Workshop tessitura - Boujaad

La tessitura di Boujad è generalmente considerata come una delle più autentiche e significative espressioni della creatività delle tessitrici marocchine, esempio di un’arte tradizionale che per stile e linguaggio molto si avvicina all’arte contemporanea ed è per questo oggi particolarmente apprezzata e ricercata.

 

Nonostante una così ricca e interessante tradizione, fino a non molti anni fa poche donne tessevano ancora, tante artigiane avevano abbandonato l’attività considerata non abbastanza remunerativa: i tappeti classificati per caratteristiche tecniche e stile come "di Boujad" erano quasi scomparsi dal mercato, reperibili oramai quasi esclusivamente nel circuito dei collezionisti e degli antiquari.

 

Per volontà del Ministero dell’Artigianato marocchino, e anche grazie a diversi finanziamenti italiani, si sono intraprese una serie di iniziative finalizzate alla rinascita di questa importante attività della tradizione artigiana, che si sono concretizzate nella costruzione di un Centro dell’artigianato e nella formazione di nuovi gruppi di tessitrici. Il progetto, realizzato in collaborazione con la regione Piemonte, partner anch’essa dell’APQ "Paesi del Mediterraneo", e con la partecipazione dell’Associazione Béni Zemmour (ABZ), ha coinvolto le tessitrici della Cooperativa Femmes de Nouasser e si è focalizzato nell’ideazione e realizzazione di una piccola collezione di tappeti.

 

Il problema principale che ci si è posti nell’approntare l'intervento riguardava l’esigenza di elaborare una proposta progettuale che, pur rispondendo alle richieste di un mercato internazionale sempre più spesso disinteressato al semplice manufatto tessile “tradizionale” di gusto etnico, accogliesse suggestioni e soluzioni provenienti dal design contemporaneo nel rispetto dei codici espressivi locali.

 

Il progetto è stato ideato partendo dal know-how dell’esperienza personale compiuta in Sardegna, dove per molti versi è in atto una situazione del tutto simile e dove si sono sperimentati con successo percorsi analoghi, unito alla conoscenza del contesto marocchino dell’architetto Milli Paglieri, da tempo impegnata con successo in un progetto che mette insieme design italiano e saper fare marocchino.

 

Si è quindi elaborata una collezione di tappeti improntati secondo uno schema progettuale modulare, che comprendesse in uno solo dei moduli i disegni tradizionali.

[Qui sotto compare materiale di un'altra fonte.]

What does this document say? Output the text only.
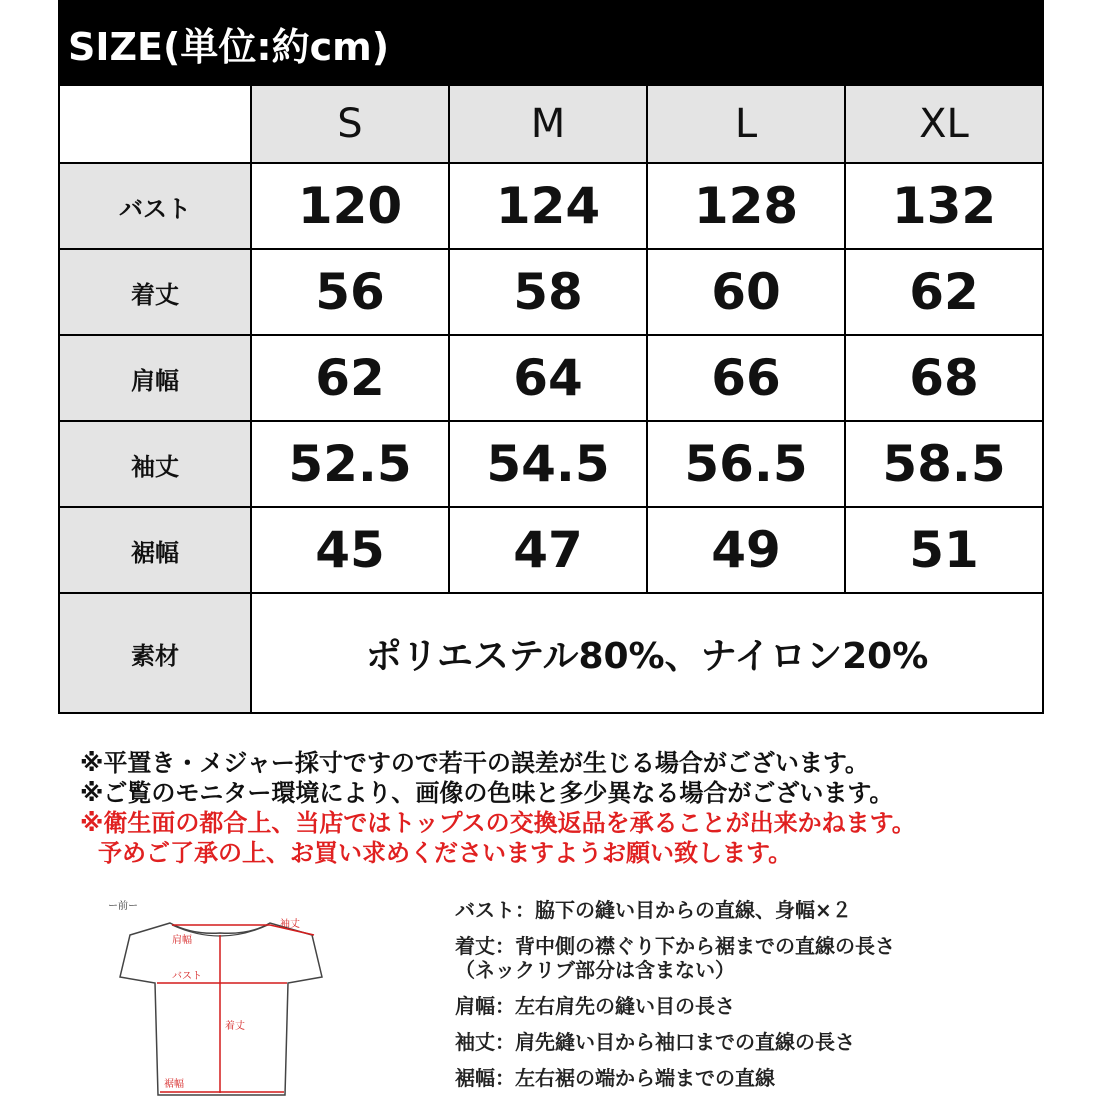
SIZE(単位:約cm)
	S	M	L	XL
バスト	120	124	128	132
着丈	56	58	60	62
肩幅	62	64	66	68
袖丈	52.5	54.5	56.5	58.5
裾幅	45	47	49	51
素材	ポリエステル80%、ナイロン20%			
※平置き・メジャー採寸ですので若干の誤差が生じる場合がございます。
※ご覧のモニター環境により、画像の色味と多少異なる場合がございます。
※衛生面の都合上、当店ではトップスの交換返品を承ることが出来かねます。
予めご了承の上、お買い求めくださいますようお願い致します。
ー前ー
肩幅
袖丈
バスト
着丈
裾幅
バスト：脇下の縫い目からの直線、身幅×２
着丈：背中側の襟ぐり下から裾までの直線の長さ
（ネックリブ部分は含まない）
肩幅：左右肩先の縫い目の長さ
袖丈：肩先縫い目から袖口までの直線の長さ
裾幅：左右裾の端から端までの直線
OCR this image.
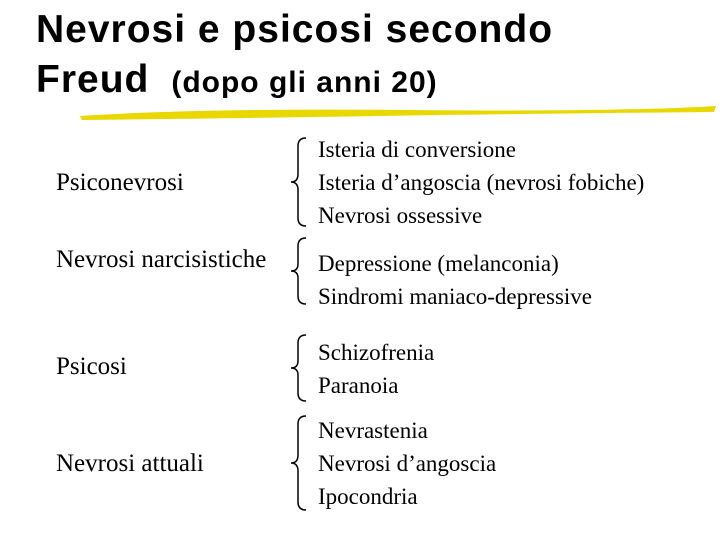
Nevrosi e psicosi secondo
Freud (dopo gli anni 20)
Psiconevrosi
Isteria di conversione
Isteria d’angoscia (nevrosi fobiche)
Nevrosi ossessive
Nevrosi narcisistiche	Depressione (melanconia)
Sindromi maniaco-depressive
Psicosi
Schizofrenia
Paranoia
Nevrosi attuali
Nevrastenia
Nevrosi d’angoscia
Ipocondria
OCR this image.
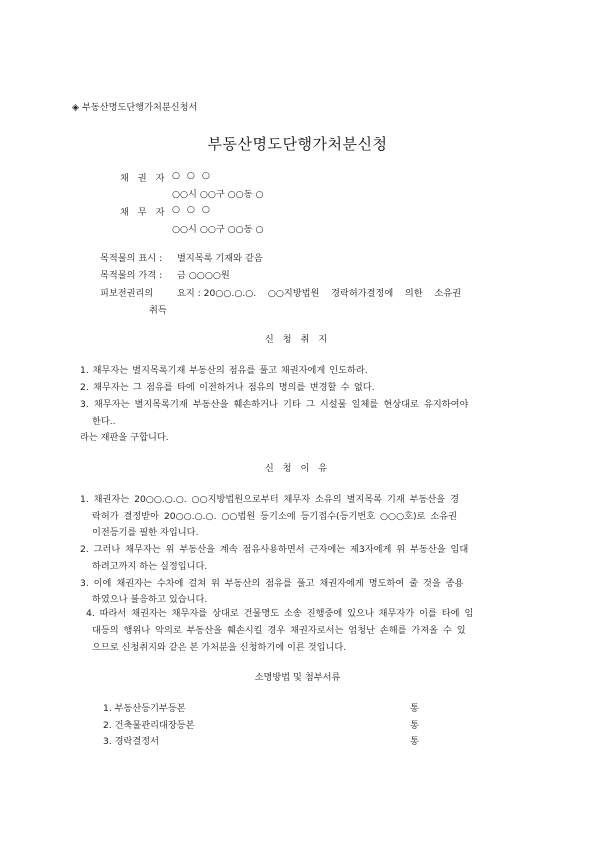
◈ 부동산명도단행가처분신청서
부동산명도단행가처분신청
채 권 자 ○ ○ ○
○○시 ○○구 ○○동 ○
채 무 자 ○ ○ ○
○○시 ○○구 ○○동 ○
목적물의 표시 : 별지목록 기재와 같음
목적물의 가격 : 금 ○○○○원
피보전권리의	요지 : 20○○.○.○.    ○○지방법원    경락허가결정에    의한    소유권
취득
신 청 취 지
1. 채무자는 별지목록기재 부동산의 점유를 풀고 채권자에게 인도하라.
2. 채무자는 그 점유를 타에 이전하거나 점유의 명의를 변경할 수 없다.
3. 채무자는 별지목록기재 부동산을 훼손하거나 기타 그 시설물 일체를 현상대로 유지하여야
한다..
라는 재판을 구합니다.
신 청 이 유
1. 채권자는 20○○.○.○. ○○지방법원으로부터 채무자 소유의 별지목록 기재 부동산을 경
락허가 결정받아 20○○.○.○. ○○법원 등기소에 등기접수(등기번호 ○○○호)로 소유권
이전등기를 필한 자입니다.
2. 그러나 채무자는 위 부동산을 계속 점유사용하면서 근자에는 제3자에게 위 부동산을 임대
하려고까지 하는 실정입니다.
3. 이에 채권자는 수차에 걸쳐 위 부동산의 점유를 풀고 채권자에게 명도하여 줄 것을 종용
하였으나 불응하고 있습니다.
4. 따라서 채권자는 채무자를 상대로 건물명도 소송 진행중에 있으나 채무자가 이를 타에 임
대등의 행위나 악의로 부동산을 훼손시킬 경우 채권자로서는 엄청난 손해를 가져올 수 있
으므로 신청취지와 같은 본 가처분을 신청하기에 이른 것입니다.
소명방법 및 첨부서류
1. 부동산등기부등본	통
2. 건축물관리대장등본	통
3. 경락결정서	통
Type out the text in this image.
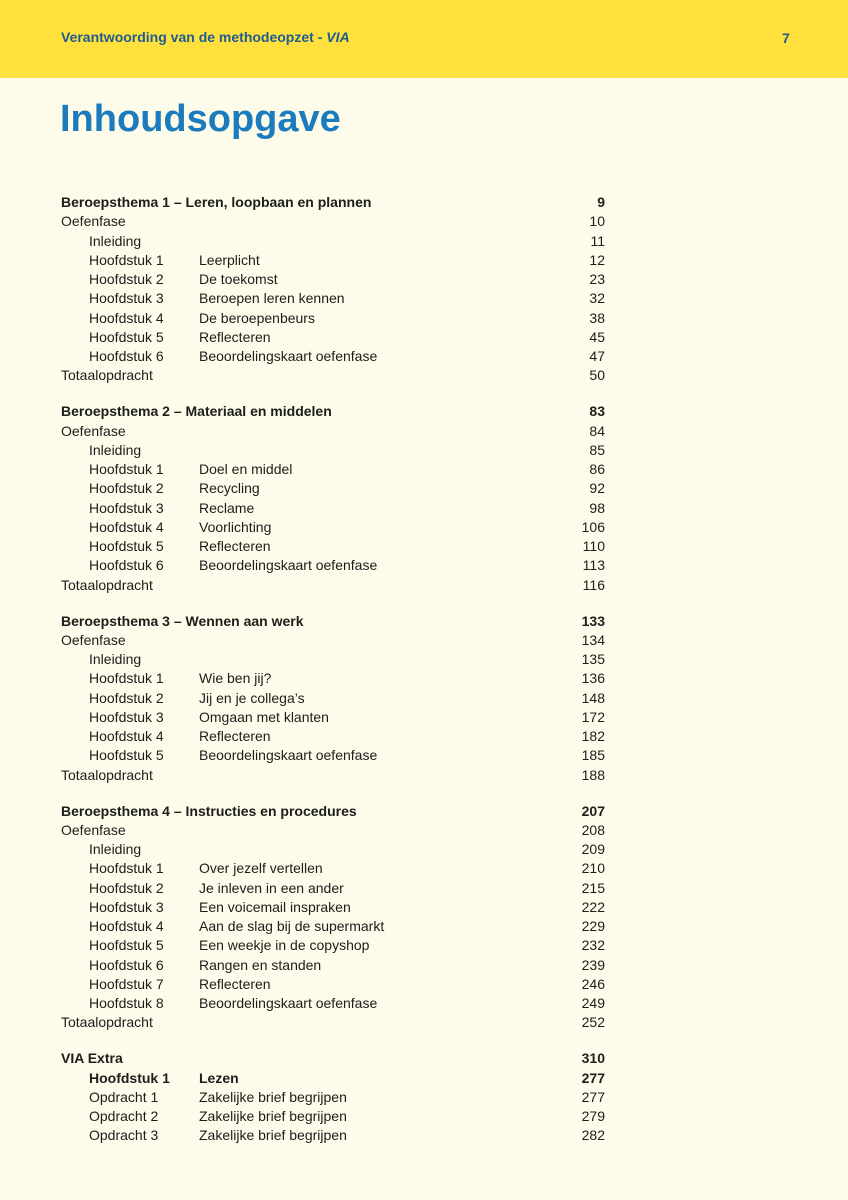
Verantwoording van de methodeopzet - VIA	7
Inhoudsopgave
Beroepsthema 1 – Leren, loopbaan en plannen	9
Oefenfase	10
Inleiding	11
Hoofdstuk 1	Leerplicht	12
Hoofdstuk 2	De toekomst	23
Hoofdstuk 3	Beroepen leren kennen	32
Hoofdstuk 4	De beroepenbeurs	38
Hoofdstuk 5	Reflecteren	45
Hoofdstuk 6	Beoordelingskaart oefenfase	47
Totaalopdracht	50
Beroepsthema 2 – Materiaal en middelen	83
Oefenfase	84
Inleiding	85
Hoofdstuk 1	Doel en middel	86
Hoofdstuk 2	Recycling	92
Hoofdstuk 3	Reclame	98
Hoofdstuk 4	Voorlichting	106
Hoofdstuk 5	Reflecteren	110
Hoofdstuk 6	Beoordelingskaart oefenfase	113
Totaalopdracht	116
Beroepsthema 3 – Wennen aan werk	133
Oefenfase	134
Inleiding	135
Hoofdstuk 1	Wie ben jij?	136
Hoofdstuk 2	Jij en je collega’s	148
Hoofdstuk 3	Omgaan met klanten	172
Hoofdstuk 4	Reflecteren	182
Hoofdstuk 5	Beoordelingskaart oefenfase	185
Totaalopdracht	188
Beroepsthema 4 – Instructies en procedures	207
Oefenfase	208
Inleiding	209
Hoofdstuk 1	Over jezelf vertellen	210
Hoofdstuk 2	Je inleven in een ander	215
Hoofdstuk 3	Een voicemail inspraken	222
Hoofdstuk 4	Aan de slag bij de supermarkt	229
Hoofdstuk 5	Een weekje in de copyshop	232
Hoofdstuk 6	Rangen en standen	239
Hoofdstuk 7	Reflecteren	246
Hoofdstuk 8	Beoordelingskaart oefenfase	249
Totaalopdracht	252
VIA Extra	310
Hoofdstuk 1 Lezen	277
Opdracht 1	Zakelijke brief begrijpen	277
Opdracht 2	Zakelijke brief begrijpen	279
Opdracht 3	Zakelijke brief begrijpen	282
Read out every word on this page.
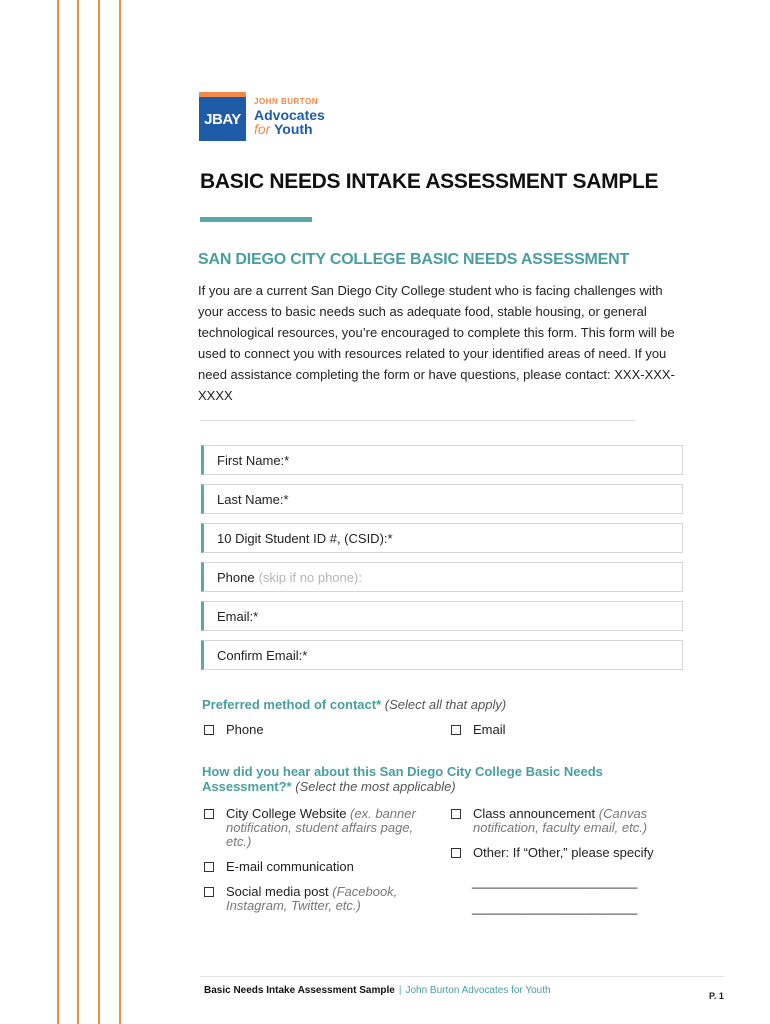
JBAY
JOHN BURTON
Advocates
for Youth
BASIC NEEDS INTAKE ASSESSMENT SAMPLE
SAN DIEGO CITY COLLEGE BASIC NEEDS ASSESSMENT

If you are a current San Diego City College student who is facing challenges with your access to basic needs such as adequate food, stable housing, or general technological resources, you’re encouraged to complete this form. This form will be used to connect you with resources related to your identified areas of need. If you need assistance completing the form or have questions, please contact: XXX-XXX-XXXX

First Name:*
Last Name:*
10 Digit Student ID #, (CSID):*
Phone (skip if no phone):
Email:*
Confirm Email:*
Preferred method of contact* (Select all that apply)
Phone	Email
How did you hear about this San Diego City College Basic Needs Assessment?* (Select the most applicable)
City College Website (ex. banner notification, student affairs page, etc.)
E-mail communication
Social media post (Facebook, Instagram, Twitter, etc.)
Class announcement (Canvas notification, faculty email, etc.)
Other: If “Other,” please specify
______________________
______________________
Basic Needs Intake Assessment Sample | John Burton Advocates for Youth	P. 1
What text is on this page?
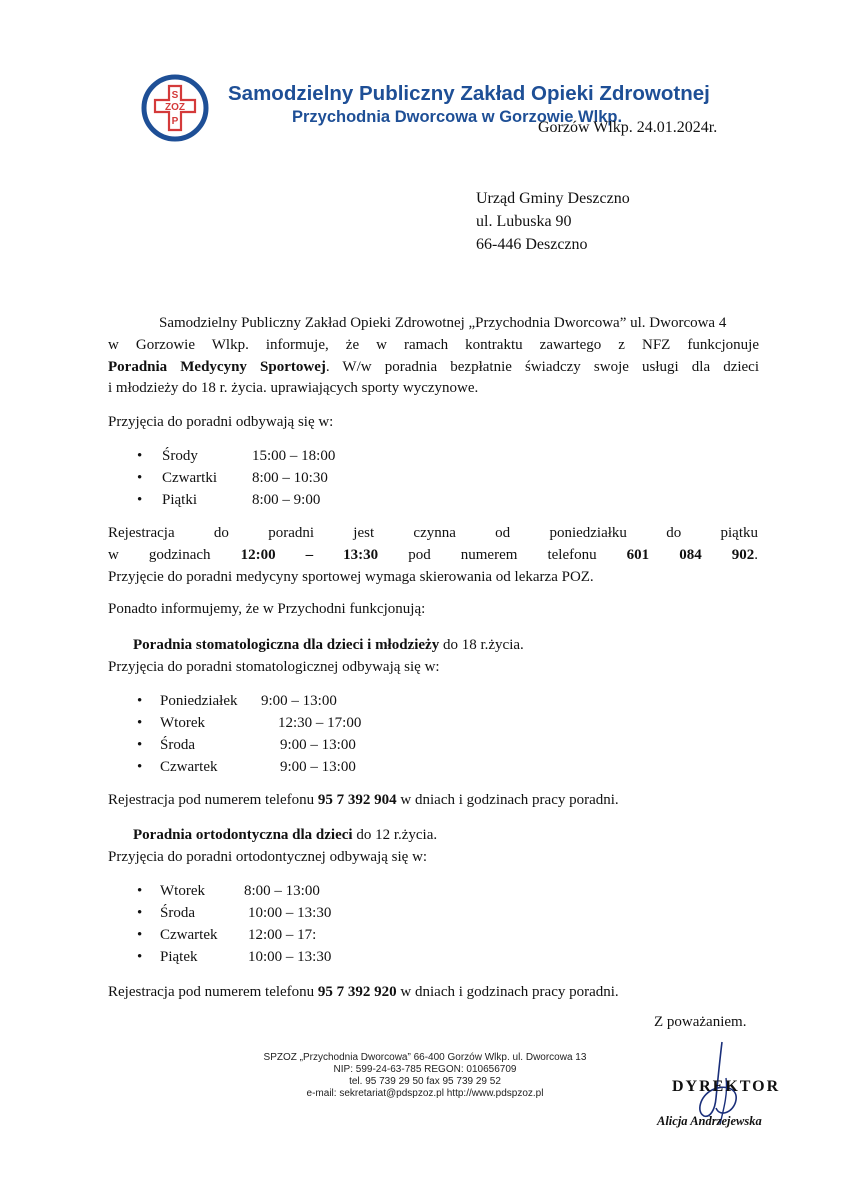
S
ZOZ
P
Samodzielny Publiczny Zakład Opieki Zdrowotnej
Przychodnia Dworcowa w Gorzowie Wlkp.
Gorzów Wlkp. 24.01.2024r.
Urząd Gminy Deszczno
ul. Lubuska 90
66-446 Deszczno
Samodzielny Publiczny Zakład Opieki Zdrowotnej „Przychodnia Dworcowa” ul. Dworcowa 4
w Gorzowie Wlkp. informuje, że w ramach kontraktu zawartego z NFZ funkcjonuje
Poradnia Medycyny Sportowej. W/w poradnia bezpłatnie świadczy swoje usługi dla dzieci
i młodzieży do 18 r. życia. uprawiających sporty wyczynowe.
Przyjęcia do poradni odbywają się w:
• Środy	15:00 – 18:00
• Czwartki 8:00 – 10:30
• Piątki	8:00 – 9:00
Rejestracja do poradni jest czynna od poniedziałku do piątku
w godzinach 12:00 – 13:30 pod numerem telefonu 601 084 902.
Przyjęcie do poradni medycyny sportowej wymaga skierowania od lekarza POZ.
Ponadto informujemy, że w Przychodni funkcjonują:
Poradnia stomatologiczna dla dzieci i młodzieży do 18 r.życia.
Przyjęcia do poradni stomatologicznej odbywają się w:
• Poniedziałek 9:00 – 13:00
• Wtorek	12:30 – 17:00
• Środa	9:00 – 13:00
• Czwartek	9:00 – 13:00
Rejestracja pod numerem telefonu 95 7 392 904 w dniach i godzinach pracy poradni.
Poradnia ortodontyczna dla dzieci do 12 r.życia.
Przyjęcia do poradni ortodontycznej odbywają się w:
• Wtorek	8:00 – 13:00
• Środa	10:00 – 13:30
• Czwartek 12:00 – 17:
• Piątek	10:00 – 13:30
Rejestracja pod numerem telefonu 95 7 392 920 w dniach i godzinach pracy poradni.
Z poważaniem.
SPZOZ „Przychodnia Dworcowa” 66-400 Gorzów Wlkp. ul. Dworcowa 13
NIP: 599-24-63-785 REGON: 010656709
tel. 95 739 29 50 fax 95 739 29 52
e-mail: sekretariat@pdspzoz.pl http://www.pdspzoz.pl	DYREKTOR
Alicja Andrzejewska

Ogni tappeto risulta quindi composto da tre moduli di eguale forma e dimensione, interscambiabili, di cui due in tinta unita e uno “disegnato”. Una volta impostata la struttura generale del lavoro, è stata affidata grande rilevanza alle competenze professionali delle donne; per ottimizzare la resa del prodotto si sono poi valorizzati tutti quegli elementi che concorrono a creare un manufatto tessile di qualità, scegliendo di utilizzare esclusivamente la migliore lana naturale, lavorando i filati completamente a mano e tingendoli con pigmenti naturali. L’utilizzo di questo tipo di filati ha riattivato anche i saperi della filiera del tessile, oggi accantonati a causa della facilità di reperire le materie prime già pronte sul mercato, a scapito però della qualità.

 

Il progetto si è sviluppato per gradi, attraverso la realizzazione di una considerevole serie di campionature, prima in tinta unita e poi “disegnate”, dalla cui analisi e valutazione si è arrivati all’elaborazione della collezione. La condivisione del processo creativo con le donne ha richiesto del tempo. Si è dovuto vincere l’atteggiamento che le vede spesso passive durante la fase progettuale, rendendole vivamente partecipi delle scelte fatte ed evidenziando la loro centralità nel progetto.

 

Alla fine del percorso l’impegno e la determinazione che le artigiane hanno dimostrato nel voler riuscire a rispettare le indicazioni progettuali e i tempi di consegna hanno dato un senso al nostro agire. L’orgoglio con il quale guardano i nuovi lavori e l’evidente sentimento di “appartenenza” che riconoscono anche a queste nuove produzioni è la confortante risposta a tante domande.

 

Hanno partecipato al workshop sulla tessitura a Boujaad, nella regione di Chaouia Ouardigha: Direzione Generale della Presidenza Regione Sardegna, Cooperativa Femmes de Nouasser, Associazione Béni Zemmour-Boujaad, ICS Piemonte, Associazione Soleterre Strategie di Pace-Marocco.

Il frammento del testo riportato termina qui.